Since the public release of FolderSizes 8, we’ve received a number of inquiries from users asking how FolderSizes is able to perform as well as it does, especially when compared to similar products. Today I’d like to provide a high-level overview of where we’re at today and how we got here.

“SuperThreading” – A New Approach

The new FolderSizes 8 disk space analysis subsystem was built from the ground up to maximize parallelism and concurrency at all stages. It employs a user-customizable thread pool to minimize thread startup costs, and then intelligently allocates work using proprietary algorithms that maximize effectiveness and minimize the potential for thread contention.

This advanced threading system operates against a proprietary in-memory database model that iteratively constructs a complete working picture of the file system(s) being analyzed. The database dynamically adapts its internal storage model based upon the kind of workload assigned, ensuring that a minimal subset of information is stored in memory at any time, thereby vastly increasing scalability. Special memory compaction and data storage algorithms further ensure optimal memory usage.

All FolderSizes source code is developed using C/C++ and is compiled directly to 32 or 64 bit machine code instructions using the most powerful optimizing compilers available today. Optimizations occur not only during compilation, but also during runtime performance profiling, which optimizes the location of “hot” code paths during real-world program execution scenarios. These efforts result in amazingly fast program execution with minimal computational overhead and resource consumption. In other words, FolderSizes is not only blazingly fast – it’s also very efficient.

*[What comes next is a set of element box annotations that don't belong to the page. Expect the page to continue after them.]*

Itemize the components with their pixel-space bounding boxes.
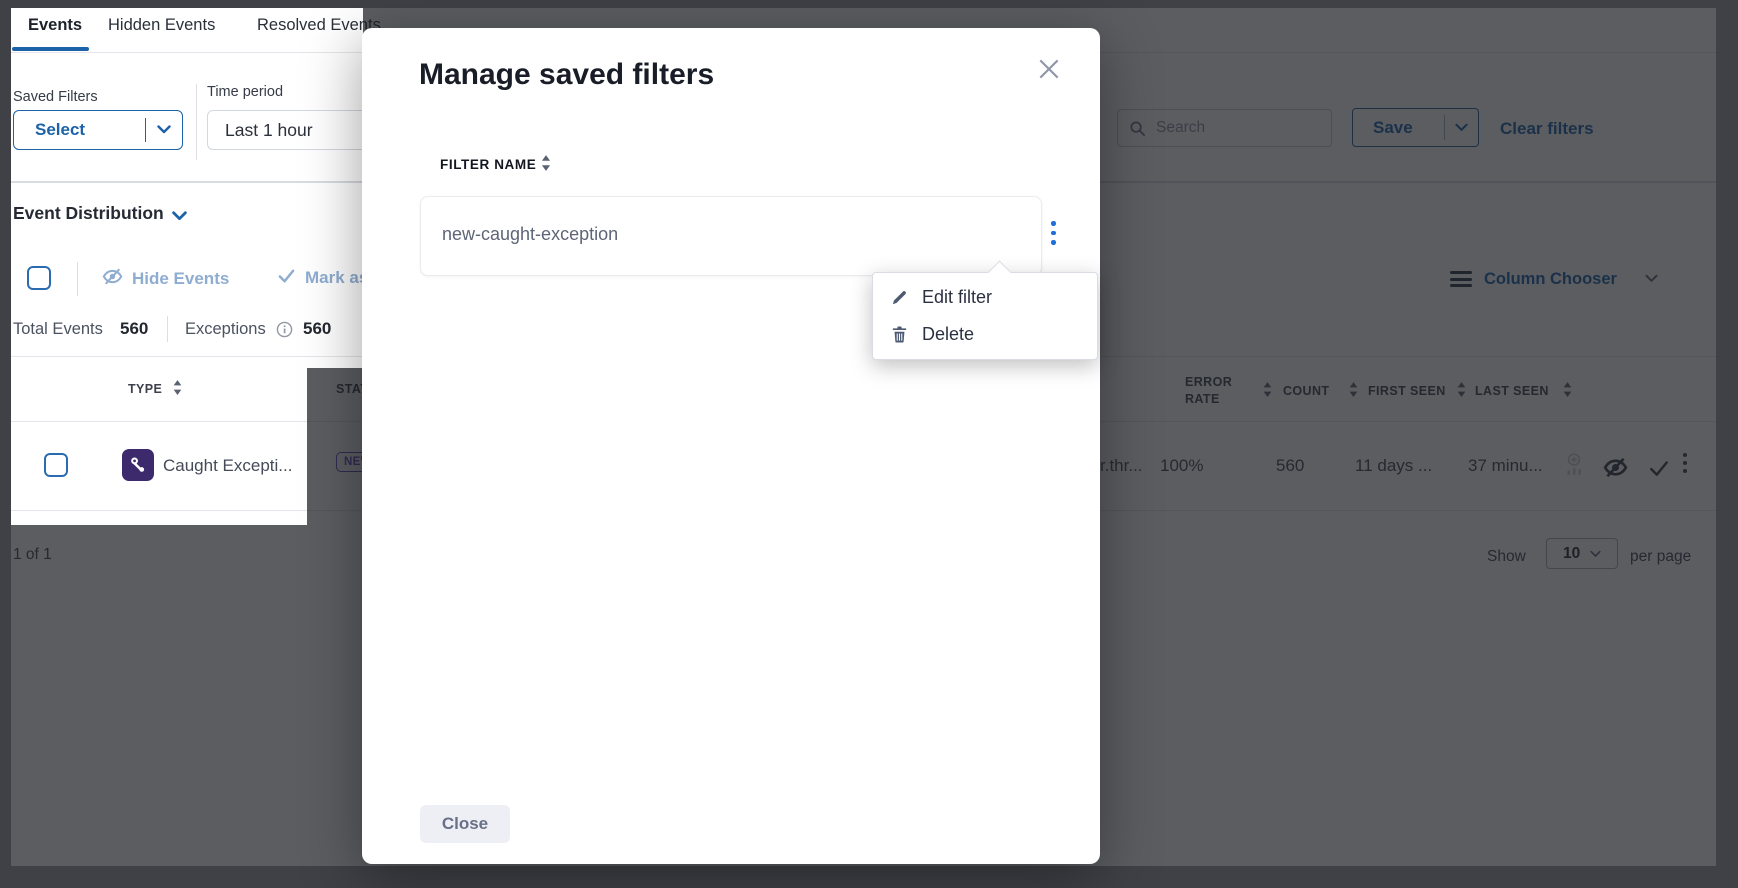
totals-divider <box>167 316 168 342</box>
row-checkbox[interactable] <box>44 453 68 477</box>
total-events-label: Total Events <box>13 320 103 339</box>
saved-filter-name: new-caught-exception <box>442 224 618 245</box>
app-window: Events Hidden Events Resolved Events Sav… <box>0 0 1738 888</box>
tab-hidden-events[interactable]: Hidden Events <box>108 16 215 35</box>
close-button[interactable]: Close <box>420 805 510 843</box>
check-icon <box>277 266 296 290</box>
modal-backdrop <box>11 525 363 866</box>
hide-events-button[interactable]: Hide Events <box>102 266 229 292</box>
modal-title: Manage saved filters <box>419 58 714 92</box>
window-frame-bottom <box>0 866 1738 888</box>
total-events-value: 560 <box>120 319 148 339</box>
time-period-value: Last 1 hour <box>225 120 313 141</box>
saved-filters-value: Select <box>35 120 85 140</box>
tab-events[interactable]: Events <box>28 16 82 35</box>
hide-events-label: Hide Events <box>132 269 229 289</box>
saved-filters-select[interactable]: Select <box>13 110 183 150</box>
close-button-label: Close <box>442 814 488 834</box>
select-divider <box>145 118 147 142</box>
trash-icon <box>890 325 909 344</box>
chevron-down-icon[interactable] <box>157 121 171 139</box>
exceptions-value: 560 <box>303 319 331 339</box>
bulk-divider <box>77 262 78 296</box>
select-all-checkbox[interactable] <box>27 266 51 290</box>
edit-filter-label: Edit filter <box>922 287 992 308</box>
window-frame-top <box>0 0 1738 8</box>
saved-filters-label: Saved Filters <box>13 89 98 105</box>
delete-filter-menu-item[interactable]: Delete <box>873 316 1097 353</box>
modal-backdrop <box>307 368 363 525</box>
window-frame-right <box>1716 8 1738 888</box>
filter-name-column-header[interactable]: FILTER NAME <box>440 157 536 172</box>
delete-filter-label: Delete <box>922 324 974 345</box>
filter-kebab-menu-icon[interactable] <box>1051 221 1056 245</box>
sort-icon[interactable] <box>540 154 552 172</box>
pencil-icon <box>890 288 909 307</box>
info-icon[interactable] <box>276 321 293 343</box>
row-type-label[interactable]: Caught Excepti... <box>163 456 292 476</box>
event-distribution-title: Event Distribution <box>13 203 164 224</box>
filter-context-menu: Edit filter Delete <box>872 272 1098 360</box>
close-icon[interactable] <box>1036 56 1062 87</box>
event-distribution-chevron-icon[interactable] <box>172 208 187 226</box>
header-type[interactable]: TYPE <box>128 382 162 396</box>
toolbar-divider <box>196 84 197 160</box>
saved-filter-row: new-caught-exception <box>420 196 1042 276</box>
window-frame-left <box>0 8 11 888</box>
exceptions-label: Exceptions <box>185 320 266 339</box>
time-period-label: Time period <box>207 84 283 100</box>
eye-slash-icon <box>102 266 123 292</box>
caught-exception-type-icon <box>122 449 154 481</box>
edit-filter-menu-item[interactable]: Edit filter <box>873 279 1097 316</box>
sort-icon[interactable] <box>172 379 183 396</box>
manage-saved-filters-modal: Manage saved filters FILTER NAME new-cau… <box>362 28 1100 864</box>
active-tab-indicator <box>12 47 89 51</box>
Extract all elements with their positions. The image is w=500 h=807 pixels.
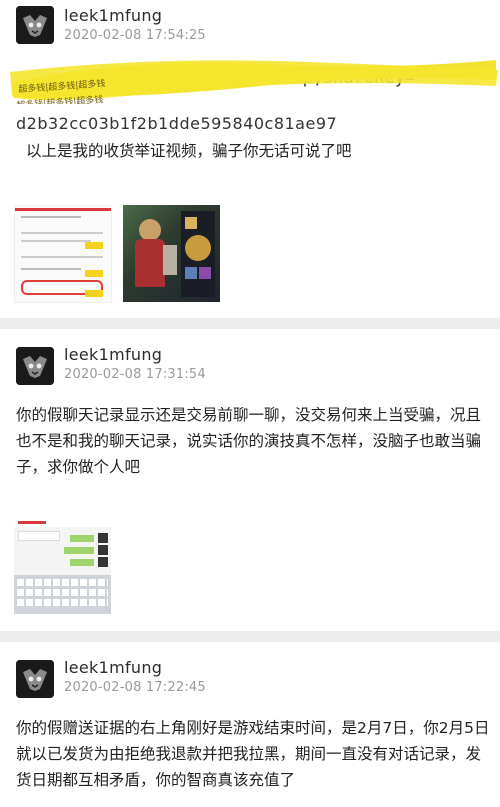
censor-scribble: 超多钱|超多钱|超多钱 超多钱|超多钱|超多钱 [10, 60, 498, 104]
link-text-line2[interactable]: d2b32cc03b1f2b1dde595840c81ae97 [16, 114, 337, 133]
post-text: 以上是我的收货举证视频，骗子你无话可说了吧 [26, 142, 352, 160]
post-card-3: leek1mfung 2020-02-08 17:22:45 你的假赠送证据的右… [0, 642, 500, 807]
chat-screenshot-thumbnail[interactable] [14, 517, 111, 614]
post-time: 2020-02-08 17:31:54 [64, 367, 206, 382]
post-text: 你的假赠送证据的右上角刚好是游戏结束时间，是2月7日，你2月5日就以已发货为由拒… [16, 719, 490, 789]
post-time: 2020-02-08 17:54:25 [64, 28, 206, 43]
avatar[interactable] [16, 660, 54, 698]
post-card-1: leek1mfung 2020-02-08 17:54:25 hxxps://v… [0, 0, 500, 318]
username[interactable]: leek1mfung [64, 345, 162, 364]
post-card-2: leek1mfung 2020-02-08 17:31:54 你的假聊天记录显示… [0, 329, 500, 631]
avatar[interactable] [16, 6, 54, 44]
avatar[interactable] [16, 347, 54, 385]
username[interactable]: leek1mfung [64, 6, 162, 25]
post-text: 你的假聊天记录显示还是交易前聊一聊，没交易何来上当受骗，况且也不是和我的聊天记录… [16, 406, 482, 476]
username[interactable]: leek1mfung [64, 658, 162, 677]
post-time: 2020-02-08 17:22:45 [64, 680, 206, 695]
game-screenshot-thumbnail[interactable] [123, 205, 220, 302]
screenshot-thumbnail[interactable] [14, 205, 112, 303]
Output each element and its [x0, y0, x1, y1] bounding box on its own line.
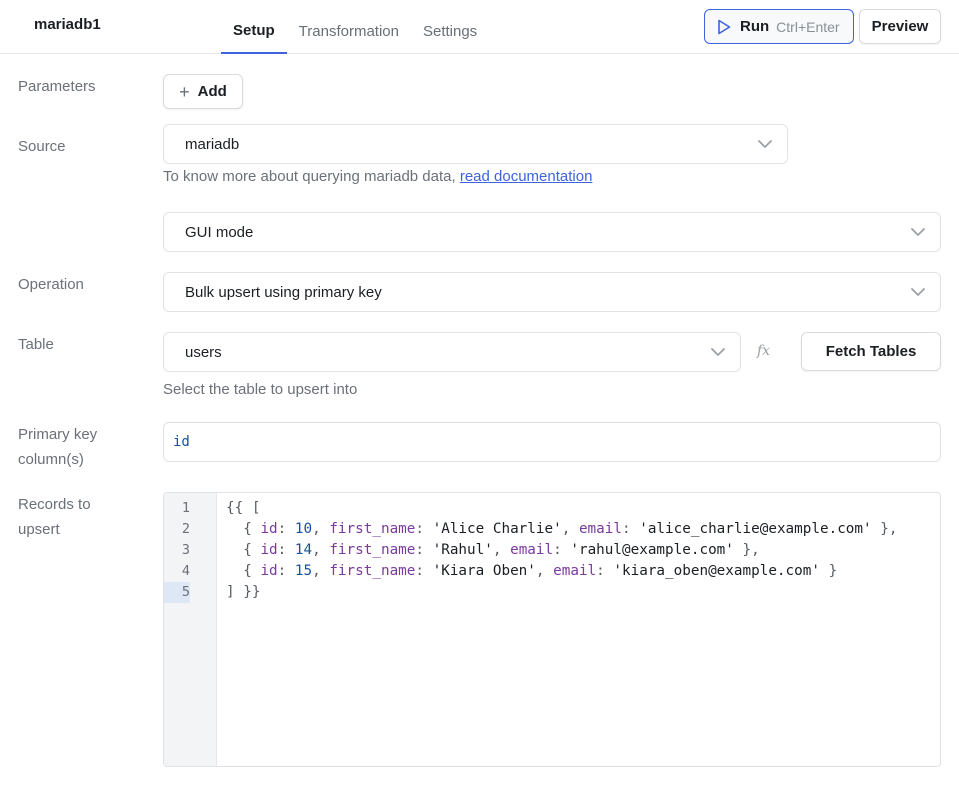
source-help-text: To know more about querying mariadb data…	[163, 168, 456, 185]
run-button[interactable]: Run Ctrl+Enter	[704, 9, 854, 44]
table-value: users	[185, 343, 222, 361]
records-code-editor[interactable]: 1 2 3 4 5 {{ [ { id: 10, first_name: 'Al…	[163, 492, 941, 767]
primary-key-label-line1: Primary key	[18, 426, 98, 443]
query-header: mariadb1 Setup Transformation Settings R…	[0, 0, 959, 54]
chevron-down-icon	[911, 288, 925, 296]
fetch-tables-button[interactable]: Fetch Tables	[801, 332, 941, 371]
primary-key-input[interactable]: id	[163, 422, 941, 462]
code-line: { id: 14, first_name: 'Rahul', email: 'r…	[243, 542, 760, 558]
code-line: { id: 10, first_name: 'Alice Charlie', e…	[243, 521, 898, 537]
fx-toggle[interactable]: fx	[757, 343, 770, 359]
chevron-down-icon	[711, 348, 725, 356]
tab-bar: Setup Transformation Settings	[221, 0, 489, 54]
mode-value: GUI mode	[185, 223, 254, 241]
play-icon	[718, 19, 731, 34]
line-number: 5	[181, 584, 190, 600]
run-label: Run	[740, 18, 770, 35]
records-label-line1: Records to	[18, 496, 91, 513]
table-help: Select the table to upsert into	[163, 381, 358, 398]
chevron-down-icon	[758, 140, 772, 148]
records-label-line2: upsert	[18, 521, 60, 538]
query-name[interactable]: mariadb1	[34, 16, 101, 33]
parameters-label: Parameters	[18, 78, 96, 95]
primary-key-label: Primary key column(s)	[18, 422, 97, 472]
table-label: Table	[18, 336, 54, 353]
editor-gutter: 1 2 3 4 5	[164, 493, 217, 766]
line-number: 3	[181, 542, 190, 558]
add-parameter-button[interactable]: + Add	[163, 74, 243, 109]
source-label: Source	[18, 138, 66, 155]
operation-label: Operation	[18, 276, 84, 293]
operation-select[interactable]: Bulk upsert using primary key	[163, 272, 941, 312]
read-documentation-link[interactable]: read documentation	[460, 168, 593, 185]
run-shortcut: Ctrl+Enter	[776, 18, 840, 35]
chevron-down-icon	[911, 228, 925, 236]
source-select[interactable]: mariadb	[163, 124, 788, 164]
tab-transformation[interactable]: Transformation	[287, 4, 411, 58]
tab-settings[interactable]: Settings	[411, 4, 489, 58]
records-label: Records to upsert	[18, 492, 91, 542]
plus-icon: +	[179, 81, 190, 102]
source-value: mariadb	[185, 135, 240, 153]
add-label: Add	[197, 83, 227, 100]
line-number: 1	[181, 500, 190, 516]
line-number: 2	[181, 521, 190, 537]
source-help: To know more about querying mariadb data…	[163, 168, 592, 185]
primary-key-label-line2: column(s)	[18, 451, 84, 468]
line-number: 4	[181, 563, 190, 579]
mode-select[interactable]: GUI mode	[163, 212, 941, 252]
tab-setup[interactable]: Setup	[221, 4, 287, 54]
table-select[interactable]: users	[163, 332, 741, 372]
preview-button[interactable]: Preview	[859, 9, 941, 44]
code-line: {{ [	[226, 500, 261, 516]
code-line: ] }}	[226, 584, 261, 600]
operation-value: Bulk upsert using primary key	[185, 283, 382, 301]
code-line: { id: 15, first_name: 'Kiara Oben', emai…	[243, 563, 838, 579]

FolderSizes was the first product of its type to provide native 64-bit support – an accomplishment that many competing solutions have still not achieved.

FolderSizes also works very hard to optimize both local and network analysis workloads. It understands the semantic differences between these environments and adapts accordingly, ensuring the best possible experience regardless of whether you’re analyzing a local drive, a critical corporate NAS (network attached storage) device, or anything in between.

Collaboration, Experience and Pedigree

 This work was made possible through years of cooperation with many of the largest organizations in the world. FolderSizes provides storage analysis capabilities to the likes of ExxonMobil, Chevron, NASA, Comerica Bank, Marathon Oil, and thousands of other companies with massive data storage requirements. Our close working relationship with these customers has helped us build the most advanced and thoroughly battle-tested disk space analysis product in the world.

Not only is FolderSizes stress tested against massive, real-world storage subsystems, but we also maintain an extensive internal testing environment that includes numerous “extreme” state conditions. This has helped us to develop FolderSizes into a tool that performs with a high level of accuracy in environments where other products simply crash and burn.

FolderSizes is developed and published by Key Metric Software, a Traverse City, MI company specializing in file system analysis and reporting products. Initial work on FolderSizes began early in 2001, with the first formal release published in 2003. That’s over fifteen years of iterative development on FolderSizes. In fact, you can review the product release notes at any time to see exactly how the tool has evolved over the years.

We’re very proud of how FolderSizes has advanced over the years, and even more excited about the future.